Silk stitches are widely considered to be non-dissolvable sutures but research has actually proven that to be false. Nonetheless, due to the practicality of the dissolvability of this natural material, it’s still commonly regarded as non-absorbable.
Sounds a little mind boggling at first but we’ll make it crystal clear for you.
Are silk sutures absorbable?
Research has shown that silk stitches are dissolvable but the caveat is that they take a very long time to be absorbed by the body. We’ll provide two studies as reference.
According to the first study, the silk sutures can become partially absorbed by proteolysis and eventually become completely undetectable within 2 years.
- The main disadvantage to using silk is that it can trigger acute inflammatory reactions.
- Despite the eventual absorption, removal in a timely manner is still recommended in order to minimize the inflammatory response.
According to a 2012 study, silk sutures will undergo phagocytosis and enzymatic degradation, thus completely disappearing after 2 years.
- The surgical silk is made from domesticated silkworm thread and is dyed black.
- Since it is derived from an organic material (it is all natural), it elicits an inflammatory response from the body.
- It is often used by dentists in the mouth since the threads feel very soft.
In summary, stitches made of silk are absorbable albeit at a much slower rate than other dissolvable sutures. They will dissolve in the same manner as absorbable natural sutures which are different from the synthetic ones. They break down the same way because it is made of a natural material and not synthetically.
Despite scientific studies proving that sutures made of silk can dissolve, manufacturers still label all of them as non-absorbable. They typically come in a black color and are of the braided variety.
Below is an image taken from the Ethicon website which labels their silk stitches as “non-absorbable” and with no absorption time listed.
We presume that they labeled it this way while knowing its dissolvability because they want clinicians to remove silk stitches in lieu of letting it absorb. The most likely reason is because the cons outweigh the benefits if left to dissolve on its own over such a long period of time.
What common sense says
You may be surprised but sutures made of silk are actually the same type of silk that you find in clothing. They all come from the threads of silkworms. The only difference is that this medical product comes sterilized so it can be used in wounds.
Items made of silk:
From your own personal experience as well as ours, we all know that these silk items will NOT dissolve while you’re wearing them. Have you ever had a silk item get absorbed while you’re wearing them? Probably not.
Therefore, common sense dictates that silk items do not dissolve on their own. That is contrary to what research studies have said. Perhaps the reason may be that our body does not excrete enzymes on the surface of our skin to absorb these items of clothing!
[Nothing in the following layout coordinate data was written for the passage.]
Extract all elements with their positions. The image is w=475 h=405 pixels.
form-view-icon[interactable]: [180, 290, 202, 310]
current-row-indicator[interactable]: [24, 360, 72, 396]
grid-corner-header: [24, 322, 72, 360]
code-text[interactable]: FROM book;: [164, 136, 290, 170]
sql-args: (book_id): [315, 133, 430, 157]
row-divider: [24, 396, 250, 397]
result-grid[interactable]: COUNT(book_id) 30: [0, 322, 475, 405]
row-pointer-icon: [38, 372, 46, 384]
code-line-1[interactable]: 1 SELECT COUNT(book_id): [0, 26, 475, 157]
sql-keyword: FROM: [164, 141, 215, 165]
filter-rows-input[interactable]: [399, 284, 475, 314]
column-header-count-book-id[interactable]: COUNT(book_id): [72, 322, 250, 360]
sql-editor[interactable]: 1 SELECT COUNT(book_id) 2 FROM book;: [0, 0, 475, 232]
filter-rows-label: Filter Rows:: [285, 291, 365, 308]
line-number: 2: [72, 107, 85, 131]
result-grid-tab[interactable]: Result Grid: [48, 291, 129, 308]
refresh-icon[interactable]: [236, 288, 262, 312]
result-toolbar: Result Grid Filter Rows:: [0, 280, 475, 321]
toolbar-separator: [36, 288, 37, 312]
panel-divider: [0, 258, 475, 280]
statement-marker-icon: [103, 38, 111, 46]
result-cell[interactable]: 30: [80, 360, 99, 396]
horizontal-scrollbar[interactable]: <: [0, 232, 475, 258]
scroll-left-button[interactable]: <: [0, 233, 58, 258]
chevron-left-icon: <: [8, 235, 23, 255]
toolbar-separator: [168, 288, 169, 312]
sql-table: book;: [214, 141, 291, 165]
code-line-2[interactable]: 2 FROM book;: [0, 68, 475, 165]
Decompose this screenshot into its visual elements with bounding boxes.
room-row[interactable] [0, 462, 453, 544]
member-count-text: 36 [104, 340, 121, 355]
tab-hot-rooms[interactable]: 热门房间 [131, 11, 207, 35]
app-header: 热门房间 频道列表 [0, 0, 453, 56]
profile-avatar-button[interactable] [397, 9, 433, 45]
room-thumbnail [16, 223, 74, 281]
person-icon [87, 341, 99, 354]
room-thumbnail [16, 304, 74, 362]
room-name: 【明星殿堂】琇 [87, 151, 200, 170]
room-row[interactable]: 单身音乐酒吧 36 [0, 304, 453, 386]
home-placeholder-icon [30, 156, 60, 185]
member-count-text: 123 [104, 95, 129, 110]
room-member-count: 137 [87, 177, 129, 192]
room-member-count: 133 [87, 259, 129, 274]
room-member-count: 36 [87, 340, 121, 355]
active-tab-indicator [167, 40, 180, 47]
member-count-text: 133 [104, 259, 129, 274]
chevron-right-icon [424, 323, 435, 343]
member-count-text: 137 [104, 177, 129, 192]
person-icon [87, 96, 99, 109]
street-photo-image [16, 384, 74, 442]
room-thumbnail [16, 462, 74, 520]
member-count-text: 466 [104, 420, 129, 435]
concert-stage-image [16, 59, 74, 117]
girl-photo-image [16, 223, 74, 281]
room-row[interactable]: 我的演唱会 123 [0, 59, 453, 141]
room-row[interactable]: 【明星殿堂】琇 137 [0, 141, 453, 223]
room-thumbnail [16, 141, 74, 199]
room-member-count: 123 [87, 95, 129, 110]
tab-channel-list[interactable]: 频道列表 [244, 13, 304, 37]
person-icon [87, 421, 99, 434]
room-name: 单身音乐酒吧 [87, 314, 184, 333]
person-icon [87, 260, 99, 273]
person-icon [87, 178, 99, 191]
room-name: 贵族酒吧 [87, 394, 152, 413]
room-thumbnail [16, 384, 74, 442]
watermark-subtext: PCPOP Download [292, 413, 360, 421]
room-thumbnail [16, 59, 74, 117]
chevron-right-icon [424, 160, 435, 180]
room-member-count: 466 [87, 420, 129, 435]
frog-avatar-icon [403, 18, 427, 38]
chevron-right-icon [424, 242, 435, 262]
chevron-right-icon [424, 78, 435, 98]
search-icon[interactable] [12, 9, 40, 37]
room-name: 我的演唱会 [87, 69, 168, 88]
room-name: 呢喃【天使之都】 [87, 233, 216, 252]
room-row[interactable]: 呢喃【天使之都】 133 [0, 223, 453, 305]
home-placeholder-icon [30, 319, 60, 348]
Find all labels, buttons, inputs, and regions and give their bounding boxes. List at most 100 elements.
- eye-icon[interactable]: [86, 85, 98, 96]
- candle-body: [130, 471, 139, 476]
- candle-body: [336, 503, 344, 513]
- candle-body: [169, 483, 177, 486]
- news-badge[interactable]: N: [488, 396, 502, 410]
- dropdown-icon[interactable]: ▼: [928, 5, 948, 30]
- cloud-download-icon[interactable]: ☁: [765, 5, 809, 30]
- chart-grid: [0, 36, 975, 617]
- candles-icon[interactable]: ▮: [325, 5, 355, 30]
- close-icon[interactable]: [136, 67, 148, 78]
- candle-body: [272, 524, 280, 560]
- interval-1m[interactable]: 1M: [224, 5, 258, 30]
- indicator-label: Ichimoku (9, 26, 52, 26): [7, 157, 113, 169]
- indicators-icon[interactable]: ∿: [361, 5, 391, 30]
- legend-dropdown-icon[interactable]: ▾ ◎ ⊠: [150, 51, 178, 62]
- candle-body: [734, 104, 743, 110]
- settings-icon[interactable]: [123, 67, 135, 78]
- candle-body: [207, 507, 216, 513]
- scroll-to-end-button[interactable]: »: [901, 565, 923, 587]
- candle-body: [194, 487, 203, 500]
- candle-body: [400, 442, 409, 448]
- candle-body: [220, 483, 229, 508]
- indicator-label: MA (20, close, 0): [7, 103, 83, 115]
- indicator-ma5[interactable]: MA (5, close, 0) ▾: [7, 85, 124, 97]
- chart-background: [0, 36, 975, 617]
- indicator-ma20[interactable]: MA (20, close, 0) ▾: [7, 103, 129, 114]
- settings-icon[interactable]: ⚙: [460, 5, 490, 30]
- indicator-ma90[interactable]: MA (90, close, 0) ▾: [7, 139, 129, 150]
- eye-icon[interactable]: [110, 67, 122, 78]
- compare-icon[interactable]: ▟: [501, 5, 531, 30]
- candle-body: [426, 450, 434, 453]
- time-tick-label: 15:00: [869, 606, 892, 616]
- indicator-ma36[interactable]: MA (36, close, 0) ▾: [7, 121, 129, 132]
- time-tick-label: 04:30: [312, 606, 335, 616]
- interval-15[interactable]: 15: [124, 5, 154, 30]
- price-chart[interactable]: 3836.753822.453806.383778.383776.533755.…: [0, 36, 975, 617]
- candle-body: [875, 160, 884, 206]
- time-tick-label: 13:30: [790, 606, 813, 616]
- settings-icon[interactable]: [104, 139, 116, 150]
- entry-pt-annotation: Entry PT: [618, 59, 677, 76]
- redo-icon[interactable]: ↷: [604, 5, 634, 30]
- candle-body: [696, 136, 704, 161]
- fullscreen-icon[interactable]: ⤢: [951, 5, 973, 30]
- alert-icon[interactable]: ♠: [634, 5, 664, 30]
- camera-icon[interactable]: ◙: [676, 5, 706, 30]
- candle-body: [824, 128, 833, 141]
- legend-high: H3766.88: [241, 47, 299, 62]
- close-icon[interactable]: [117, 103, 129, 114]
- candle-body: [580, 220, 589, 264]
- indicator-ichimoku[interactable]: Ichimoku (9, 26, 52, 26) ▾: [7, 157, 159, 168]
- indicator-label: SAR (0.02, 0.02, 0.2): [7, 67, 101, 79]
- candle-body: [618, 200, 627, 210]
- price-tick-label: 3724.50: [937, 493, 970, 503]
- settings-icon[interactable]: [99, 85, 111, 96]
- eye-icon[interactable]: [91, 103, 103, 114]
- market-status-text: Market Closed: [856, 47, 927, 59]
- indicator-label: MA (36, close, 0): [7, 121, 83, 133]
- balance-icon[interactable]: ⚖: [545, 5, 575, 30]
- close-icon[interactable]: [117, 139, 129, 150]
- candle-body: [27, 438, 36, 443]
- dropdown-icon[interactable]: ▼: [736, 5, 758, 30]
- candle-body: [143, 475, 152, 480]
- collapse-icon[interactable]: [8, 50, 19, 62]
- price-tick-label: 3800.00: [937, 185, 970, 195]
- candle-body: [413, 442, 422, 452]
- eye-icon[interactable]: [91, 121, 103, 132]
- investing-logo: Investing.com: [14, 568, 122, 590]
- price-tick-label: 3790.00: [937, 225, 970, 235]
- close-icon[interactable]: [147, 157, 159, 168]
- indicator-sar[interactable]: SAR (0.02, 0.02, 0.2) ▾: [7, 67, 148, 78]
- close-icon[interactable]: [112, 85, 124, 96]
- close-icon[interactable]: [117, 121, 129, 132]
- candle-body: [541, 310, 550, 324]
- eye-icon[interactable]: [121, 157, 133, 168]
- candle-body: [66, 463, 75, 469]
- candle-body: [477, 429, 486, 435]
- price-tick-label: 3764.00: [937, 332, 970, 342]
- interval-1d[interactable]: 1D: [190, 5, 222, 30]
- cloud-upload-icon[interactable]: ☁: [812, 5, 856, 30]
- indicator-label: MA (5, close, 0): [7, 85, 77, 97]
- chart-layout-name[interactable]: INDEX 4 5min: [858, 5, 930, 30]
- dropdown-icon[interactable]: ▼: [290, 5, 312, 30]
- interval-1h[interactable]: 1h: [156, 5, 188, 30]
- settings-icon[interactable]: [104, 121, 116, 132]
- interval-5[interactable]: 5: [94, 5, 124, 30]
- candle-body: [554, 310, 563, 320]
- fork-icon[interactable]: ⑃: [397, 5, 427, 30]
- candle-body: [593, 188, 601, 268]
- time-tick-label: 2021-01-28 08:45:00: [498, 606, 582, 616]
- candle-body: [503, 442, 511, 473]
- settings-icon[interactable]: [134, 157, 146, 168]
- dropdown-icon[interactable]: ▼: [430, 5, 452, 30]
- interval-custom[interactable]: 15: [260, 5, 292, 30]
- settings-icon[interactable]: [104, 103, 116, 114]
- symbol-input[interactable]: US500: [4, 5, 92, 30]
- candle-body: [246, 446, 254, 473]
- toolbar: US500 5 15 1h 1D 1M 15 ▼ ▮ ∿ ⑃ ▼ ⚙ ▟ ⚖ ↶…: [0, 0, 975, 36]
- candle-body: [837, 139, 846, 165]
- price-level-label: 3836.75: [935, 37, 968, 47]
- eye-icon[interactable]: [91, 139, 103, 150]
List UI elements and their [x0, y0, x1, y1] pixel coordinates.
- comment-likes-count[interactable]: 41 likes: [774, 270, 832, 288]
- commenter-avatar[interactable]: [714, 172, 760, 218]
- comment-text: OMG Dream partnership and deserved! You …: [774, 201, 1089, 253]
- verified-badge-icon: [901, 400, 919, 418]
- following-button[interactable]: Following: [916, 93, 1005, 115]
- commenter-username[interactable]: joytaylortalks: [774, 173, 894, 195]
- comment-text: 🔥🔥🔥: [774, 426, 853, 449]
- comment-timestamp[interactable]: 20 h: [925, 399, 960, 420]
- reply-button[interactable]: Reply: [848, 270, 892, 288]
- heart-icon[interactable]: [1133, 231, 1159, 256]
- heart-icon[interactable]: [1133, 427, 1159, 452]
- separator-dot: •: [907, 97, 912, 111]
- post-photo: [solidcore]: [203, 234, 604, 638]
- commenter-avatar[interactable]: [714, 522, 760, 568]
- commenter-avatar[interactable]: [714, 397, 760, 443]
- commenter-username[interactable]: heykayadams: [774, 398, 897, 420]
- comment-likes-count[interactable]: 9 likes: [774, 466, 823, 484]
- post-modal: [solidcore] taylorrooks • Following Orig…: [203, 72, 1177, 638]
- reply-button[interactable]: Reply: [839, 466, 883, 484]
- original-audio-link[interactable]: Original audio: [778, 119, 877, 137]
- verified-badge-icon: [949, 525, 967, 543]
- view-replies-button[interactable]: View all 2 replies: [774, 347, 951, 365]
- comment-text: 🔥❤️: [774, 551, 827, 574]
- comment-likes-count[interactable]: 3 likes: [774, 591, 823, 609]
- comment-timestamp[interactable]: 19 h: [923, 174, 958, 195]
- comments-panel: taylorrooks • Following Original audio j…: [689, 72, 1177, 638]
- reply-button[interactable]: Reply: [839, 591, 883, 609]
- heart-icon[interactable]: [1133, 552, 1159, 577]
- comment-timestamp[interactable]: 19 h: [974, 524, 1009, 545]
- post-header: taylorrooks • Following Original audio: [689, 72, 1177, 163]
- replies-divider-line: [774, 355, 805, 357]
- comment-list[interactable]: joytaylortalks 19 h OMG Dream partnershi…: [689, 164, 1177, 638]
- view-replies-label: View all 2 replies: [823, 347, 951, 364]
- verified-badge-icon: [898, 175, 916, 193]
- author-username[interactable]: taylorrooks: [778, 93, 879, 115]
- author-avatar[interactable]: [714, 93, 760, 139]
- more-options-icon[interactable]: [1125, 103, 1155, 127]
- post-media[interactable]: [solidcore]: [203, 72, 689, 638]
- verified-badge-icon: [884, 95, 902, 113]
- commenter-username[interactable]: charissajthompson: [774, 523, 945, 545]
Do silk sutures need to be removed?
Removal of silk stitches is not necessary since they do dissolve but removing them can provide multiple benefits. In fact, the pros of having them removed outweigh the cons from letting them self-dissolve.
Pros of removing them:
- Minimize inflammation
- Can be removed in shorter time
- Decreased risk of infection and rejection
Cons of letting them dissolve:
- Chronic inflammation
- Takes close to 2 years to dissolve
- Risk of suture rejection and infection
A point we wish to emphasize is that sometimes the sutures can get infected or rejected by the body, which are complications.
- Infection. These threads are a foreign body and are recognized as so by your immune system. That is why it elicits an inflammatory response. Yes, it can get infected if you don’t keep the surgical site clean and develop into an abscess.
- Rejection. Sometimes your body can reject sutures by trying to push them out of your body. This condition is called a spitting suture and it can also result in an infection.
In summary, you can minimize the chances of these two surgical complications with suture removal. Don’t be afraid of the appointment because it should be quick and painless!
Silk sutures are technically dissolvable but manufacturers label them as non-absorbable due to their slow dissolution time. There is no benefit to leaving them in the body because it can take 2 years for them to get absorbed by the body.
In order to encourage removal of this surgical product in a timely manner, they are classified as “non-dissolvable”. However, since you’ve read through all of our research, you now know that that statement is a white lie.